Pienso que de lo hasta aquí descrito resulta obvio que el recorrido que emprende el protagonista por esa isla con reminiscencias de Cuba, es tanto geográfico como histórico. Como hace notar González Echevarría en su excelente prólogo a la novela de Carbonell, el tiempo en el cual el personaje naufraga es cósmico y universal, y a lo largo de la regresión que realiza “se mueve entre figuras y acontecimientos sin especificidad: abstractos, simbólicos y casi alegóricos”. El propio náufrago carece de nombre y de identidad. Tampoco conserva recuerdos de su vida anterior, y su itinerario por pueblos, vegas de tabaco, barcos, ciudades en ruinas y monasterios abandonados transcurre entre la fábula y el relato de aventuras, entre lo real y lo evocado. En esa itinerancia a la cual parece condenado lo acompaña la muerte, que en la novela posee una presencia dominante.

Con Náufrago del tiempo, Carbonell ha creado una ficción poderosa y cautivante, sustentada en una rigurosa labor de la escritura.

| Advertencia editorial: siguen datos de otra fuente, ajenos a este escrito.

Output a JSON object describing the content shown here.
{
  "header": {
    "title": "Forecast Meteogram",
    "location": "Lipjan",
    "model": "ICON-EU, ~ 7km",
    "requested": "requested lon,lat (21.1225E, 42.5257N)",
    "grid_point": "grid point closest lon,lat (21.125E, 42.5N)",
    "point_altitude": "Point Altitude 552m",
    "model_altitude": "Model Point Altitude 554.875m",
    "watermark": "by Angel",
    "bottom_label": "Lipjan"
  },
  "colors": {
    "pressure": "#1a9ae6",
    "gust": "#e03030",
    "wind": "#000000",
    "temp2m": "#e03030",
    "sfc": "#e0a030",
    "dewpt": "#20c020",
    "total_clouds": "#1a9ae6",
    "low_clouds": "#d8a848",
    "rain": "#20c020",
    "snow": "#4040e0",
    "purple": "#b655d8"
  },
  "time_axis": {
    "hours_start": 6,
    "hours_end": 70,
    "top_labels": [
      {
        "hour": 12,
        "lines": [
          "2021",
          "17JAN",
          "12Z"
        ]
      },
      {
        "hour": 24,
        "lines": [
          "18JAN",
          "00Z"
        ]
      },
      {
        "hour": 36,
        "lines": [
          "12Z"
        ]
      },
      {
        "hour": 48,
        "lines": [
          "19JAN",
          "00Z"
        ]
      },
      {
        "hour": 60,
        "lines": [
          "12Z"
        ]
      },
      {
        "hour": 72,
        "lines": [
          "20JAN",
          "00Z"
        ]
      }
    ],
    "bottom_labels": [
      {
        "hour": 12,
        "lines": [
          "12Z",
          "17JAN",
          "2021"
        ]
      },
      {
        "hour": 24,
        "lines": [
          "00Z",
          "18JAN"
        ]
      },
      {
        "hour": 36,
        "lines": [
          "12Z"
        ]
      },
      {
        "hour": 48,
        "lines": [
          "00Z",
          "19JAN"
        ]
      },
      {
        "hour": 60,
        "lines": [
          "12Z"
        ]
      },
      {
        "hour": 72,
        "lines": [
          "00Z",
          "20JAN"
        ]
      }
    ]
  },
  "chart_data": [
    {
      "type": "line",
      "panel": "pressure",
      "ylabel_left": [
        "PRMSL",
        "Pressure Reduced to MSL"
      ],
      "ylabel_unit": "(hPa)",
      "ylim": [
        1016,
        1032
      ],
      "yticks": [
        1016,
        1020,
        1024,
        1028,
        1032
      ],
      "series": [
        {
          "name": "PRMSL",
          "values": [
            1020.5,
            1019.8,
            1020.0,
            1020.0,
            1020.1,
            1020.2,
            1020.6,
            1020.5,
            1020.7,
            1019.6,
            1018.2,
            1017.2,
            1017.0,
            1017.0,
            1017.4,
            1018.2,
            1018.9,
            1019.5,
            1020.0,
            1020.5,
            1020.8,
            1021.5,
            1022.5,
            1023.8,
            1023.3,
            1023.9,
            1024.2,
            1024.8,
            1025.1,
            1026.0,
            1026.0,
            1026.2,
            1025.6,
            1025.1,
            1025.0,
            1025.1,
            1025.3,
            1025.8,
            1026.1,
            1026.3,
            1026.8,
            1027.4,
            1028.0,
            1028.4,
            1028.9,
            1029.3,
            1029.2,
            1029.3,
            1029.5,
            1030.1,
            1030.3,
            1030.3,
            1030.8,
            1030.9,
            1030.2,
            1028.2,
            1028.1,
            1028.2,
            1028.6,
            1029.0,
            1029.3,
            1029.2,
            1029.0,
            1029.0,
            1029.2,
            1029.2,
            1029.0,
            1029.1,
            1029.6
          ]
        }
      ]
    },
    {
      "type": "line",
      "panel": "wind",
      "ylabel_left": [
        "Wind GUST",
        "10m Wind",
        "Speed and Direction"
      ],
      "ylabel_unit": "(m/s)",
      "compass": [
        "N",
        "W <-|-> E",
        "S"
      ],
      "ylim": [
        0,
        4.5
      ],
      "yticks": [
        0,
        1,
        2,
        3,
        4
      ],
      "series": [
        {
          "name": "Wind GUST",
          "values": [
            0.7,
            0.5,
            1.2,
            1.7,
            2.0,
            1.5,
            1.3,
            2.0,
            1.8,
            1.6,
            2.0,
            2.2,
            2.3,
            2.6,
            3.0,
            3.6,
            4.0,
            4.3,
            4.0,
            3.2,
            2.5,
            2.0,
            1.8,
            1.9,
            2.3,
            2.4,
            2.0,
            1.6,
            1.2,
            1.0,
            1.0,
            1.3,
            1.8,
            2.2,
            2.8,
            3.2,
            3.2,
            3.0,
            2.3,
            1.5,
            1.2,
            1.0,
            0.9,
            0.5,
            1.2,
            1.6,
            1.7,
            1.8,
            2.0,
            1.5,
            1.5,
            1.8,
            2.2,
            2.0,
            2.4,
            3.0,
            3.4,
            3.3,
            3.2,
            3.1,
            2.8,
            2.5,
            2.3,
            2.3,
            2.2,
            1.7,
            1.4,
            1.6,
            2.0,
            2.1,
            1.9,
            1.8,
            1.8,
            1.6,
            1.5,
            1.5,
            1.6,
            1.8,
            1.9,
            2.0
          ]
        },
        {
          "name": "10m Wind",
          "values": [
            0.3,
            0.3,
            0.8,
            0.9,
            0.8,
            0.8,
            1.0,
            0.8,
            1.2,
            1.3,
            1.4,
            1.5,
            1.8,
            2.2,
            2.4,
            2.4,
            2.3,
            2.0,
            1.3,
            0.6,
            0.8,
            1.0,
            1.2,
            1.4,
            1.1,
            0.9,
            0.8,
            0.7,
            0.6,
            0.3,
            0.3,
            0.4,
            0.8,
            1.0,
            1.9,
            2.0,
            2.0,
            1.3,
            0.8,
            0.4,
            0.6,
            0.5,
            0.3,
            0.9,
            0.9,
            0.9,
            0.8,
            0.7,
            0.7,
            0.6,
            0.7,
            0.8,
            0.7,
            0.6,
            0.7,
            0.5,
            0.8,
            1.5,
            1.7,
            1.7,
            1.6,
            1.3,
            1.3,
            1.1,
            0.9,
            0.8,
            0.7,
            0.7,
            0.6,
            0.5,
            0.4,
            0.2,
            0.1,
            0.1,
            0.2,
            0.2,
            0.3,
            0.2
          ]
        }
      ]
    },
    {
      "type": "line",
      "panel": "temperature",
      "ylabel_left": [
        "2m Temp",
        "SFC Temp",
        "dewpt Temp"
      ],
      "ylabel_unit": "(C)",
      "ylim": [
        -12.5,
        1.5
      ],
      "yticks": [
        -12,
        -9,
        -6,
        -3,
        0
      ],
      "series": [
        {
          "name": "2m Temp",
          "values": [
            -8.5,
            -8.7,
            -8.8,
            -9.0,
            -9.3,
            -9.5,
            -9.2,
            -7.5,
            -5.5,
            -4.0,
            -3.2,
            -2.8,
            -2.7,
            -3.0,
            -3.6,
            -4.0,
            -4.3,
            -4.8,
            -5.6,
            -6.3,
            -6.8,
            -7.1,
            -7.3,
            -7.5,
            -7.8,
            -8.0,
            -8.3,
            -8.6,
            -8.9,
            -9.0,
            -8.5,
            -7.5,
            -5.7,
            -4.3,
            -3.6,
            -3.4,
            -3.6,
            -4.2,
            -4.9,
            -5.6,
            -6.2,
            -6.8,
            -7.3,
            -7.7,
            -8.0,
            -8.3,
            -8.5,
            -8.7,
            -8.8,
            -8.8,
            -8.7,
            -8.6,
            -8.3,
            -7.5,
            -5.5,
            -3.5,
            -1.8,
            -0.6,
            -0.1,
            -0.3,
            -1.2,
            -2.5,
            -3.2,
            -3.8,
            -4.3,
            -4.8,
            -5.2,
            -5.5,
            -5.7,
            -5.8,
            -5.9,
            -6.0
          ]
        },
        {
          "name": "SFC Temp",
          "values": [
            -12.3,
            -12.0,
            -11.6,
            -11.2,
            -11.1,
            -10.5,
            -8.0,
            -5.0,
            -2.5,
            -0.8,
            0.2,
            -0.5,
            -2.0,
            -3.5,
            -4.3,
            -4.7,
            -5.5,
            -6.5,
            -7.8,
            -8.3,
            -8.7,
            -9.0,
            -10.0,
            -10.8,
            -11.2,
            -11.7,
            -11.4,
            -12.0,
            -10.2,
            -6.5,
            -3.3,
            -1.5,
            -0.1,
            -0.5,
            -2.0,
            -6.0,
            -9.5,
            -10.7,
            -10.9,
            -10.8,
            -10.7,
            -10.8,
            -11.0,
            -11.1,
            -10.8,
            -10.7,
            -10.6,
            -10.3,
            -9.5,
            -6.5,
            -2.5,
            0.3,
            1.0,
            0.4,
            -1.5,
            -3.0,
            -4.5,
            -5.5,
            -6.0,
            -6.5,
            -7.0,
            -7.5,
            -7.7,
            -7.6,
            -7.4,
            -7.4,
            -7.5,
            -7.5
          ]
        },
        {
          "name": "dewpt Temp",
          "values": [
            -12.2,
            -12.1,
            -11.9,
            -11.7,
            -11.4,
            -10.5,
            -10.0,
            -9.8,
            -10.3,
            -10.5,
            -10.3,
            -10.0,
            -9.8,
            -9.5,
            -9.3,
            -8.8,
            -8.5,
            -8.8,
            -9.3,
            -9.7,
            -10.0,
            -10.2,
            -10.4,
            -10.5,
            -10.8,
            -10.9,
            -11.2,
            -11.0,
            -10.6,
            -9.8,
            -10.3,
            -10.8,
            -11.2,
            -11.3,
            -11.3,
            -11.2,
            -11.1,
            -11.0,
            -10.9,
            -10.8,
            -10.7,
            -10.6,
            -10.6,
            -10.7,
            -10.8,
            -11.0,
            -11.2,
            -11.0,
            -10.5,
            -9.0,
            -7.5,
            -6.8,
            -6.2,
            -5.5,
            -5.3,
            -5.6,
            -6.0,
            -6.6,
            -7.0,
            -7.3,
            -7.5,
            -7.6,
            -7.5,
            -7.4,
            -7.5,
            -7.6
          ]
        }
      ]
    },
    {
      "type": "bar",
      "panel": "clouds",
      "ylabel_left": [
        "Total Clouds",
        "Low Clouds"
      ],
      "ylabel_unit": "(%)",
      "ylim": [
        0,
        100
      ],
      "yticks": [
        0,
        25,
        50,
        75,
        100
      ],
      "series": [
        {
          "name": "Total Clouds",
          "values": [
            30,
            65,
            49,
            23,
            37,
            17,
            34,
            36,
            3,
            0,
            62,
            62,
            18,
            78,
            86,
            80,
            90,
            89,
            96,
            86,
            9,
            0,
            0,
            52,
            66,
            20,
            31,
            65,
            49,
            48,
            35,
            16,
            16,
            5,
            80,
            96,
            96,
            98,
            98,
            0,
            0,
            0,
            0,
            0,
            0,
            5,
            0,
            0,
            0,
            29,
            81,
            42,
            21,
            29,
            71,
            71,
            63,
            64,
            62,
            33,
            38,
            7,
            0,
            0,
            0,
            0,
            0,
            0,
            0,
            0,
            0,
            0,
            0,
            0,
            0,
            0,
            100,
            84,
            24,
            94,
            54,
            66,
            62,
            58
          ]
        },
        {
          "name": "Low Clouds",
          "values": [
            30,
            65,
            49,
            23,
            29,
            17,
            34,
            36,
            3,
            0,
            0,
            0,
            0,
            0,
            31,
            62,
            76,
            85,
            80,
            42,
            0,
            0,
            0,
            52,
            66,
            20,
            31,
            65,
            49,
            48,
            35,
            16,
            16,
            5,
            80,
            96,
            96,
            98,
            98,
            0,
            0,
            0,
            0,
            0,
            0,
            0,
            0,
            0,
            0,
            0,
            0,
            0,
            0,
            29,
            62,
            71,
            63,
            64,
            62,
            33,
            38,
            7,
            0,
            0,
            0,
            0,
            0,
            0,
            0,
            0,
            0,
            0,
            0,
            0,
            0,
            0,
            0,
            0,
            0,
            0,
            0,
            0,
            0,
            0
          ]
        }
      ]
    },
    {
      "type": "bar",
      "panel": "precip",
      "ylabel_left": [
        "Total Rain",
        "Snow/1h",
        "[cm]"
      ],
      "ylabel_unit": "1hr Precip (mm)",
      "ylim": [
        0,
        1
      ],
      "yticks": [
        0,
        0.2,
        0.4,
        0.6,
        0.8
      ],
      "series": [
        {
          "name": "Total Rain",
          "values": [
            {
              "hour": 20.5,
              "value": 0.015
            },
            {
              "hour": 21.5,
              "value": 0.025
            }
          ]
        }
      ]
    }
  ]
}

Respecto a esto último, es pertinente apuntar que ha logrado borrar los rastros de su trabajo y hace que la elaboración no se note. Lo digo porque cristalizó en una prosa de una difícil limpidez, en un estilo directo pero cuidado hasta el mínimo detalle.

A esa madurez estilística se suma que la novela posee solidez narrativa y seguridad formal. Su autor ha realizado un potente esfuerzo de síntesis. Demuestra que sabe contar con los elementos justos. Y aunque Náufrago del tiempo se lee de un sorbo, hay que destacar que su brevedad no está reñida con la intensidad. Por el contrario, la potencia. Asimismo, es de destacar que Carbonell mantiene el pulso narrativo. En eso influye la elección de la primera persona, que contribuye a que la trama se desarrolle con fluidez. Encontrarse con una obra de valores estéticos tan compactos y con un autor concentrado en sus propios intereses literarios, no es algo que ocurre a menudo. Esa conjunción que se da felizmente en Náufrago del tiempo.

Quiero hacer notar, por último, que El fin del juego, la novela anterior de Carbonell, se adscribe de cierto modo al género detectivesco. Eso viene dado fundamentalmente por la resolución de un enigma, relacionado con el origen y el sentido de unas litografías antiguas. De igual modo, en Náufrago del tiempo su autor adoptó la estructura de la narrativa de aventuras para seguir la insólita travesía del protagonista.

Pero en ambas obras prescindió de los ingredientes más comerciales en los cuales se basa la popularidad de esos dos géneros. Optó por mantenerse en los márgenes de ellos, pues su propósito era reflexionar sobre cuestiones de mayor hondura. En El fin del juego, acerca de la condición humana y la búsqueda de sí mismo; en Náufrago del tiempo, sobre el dilema del ser humano frente al tiempo y la seducción que ejerce la muerte. No obstante y como sostiene González Echevarría, son novelas que se dejan leer sin mayor dificultad y no exigen la colaboración forzada del lector.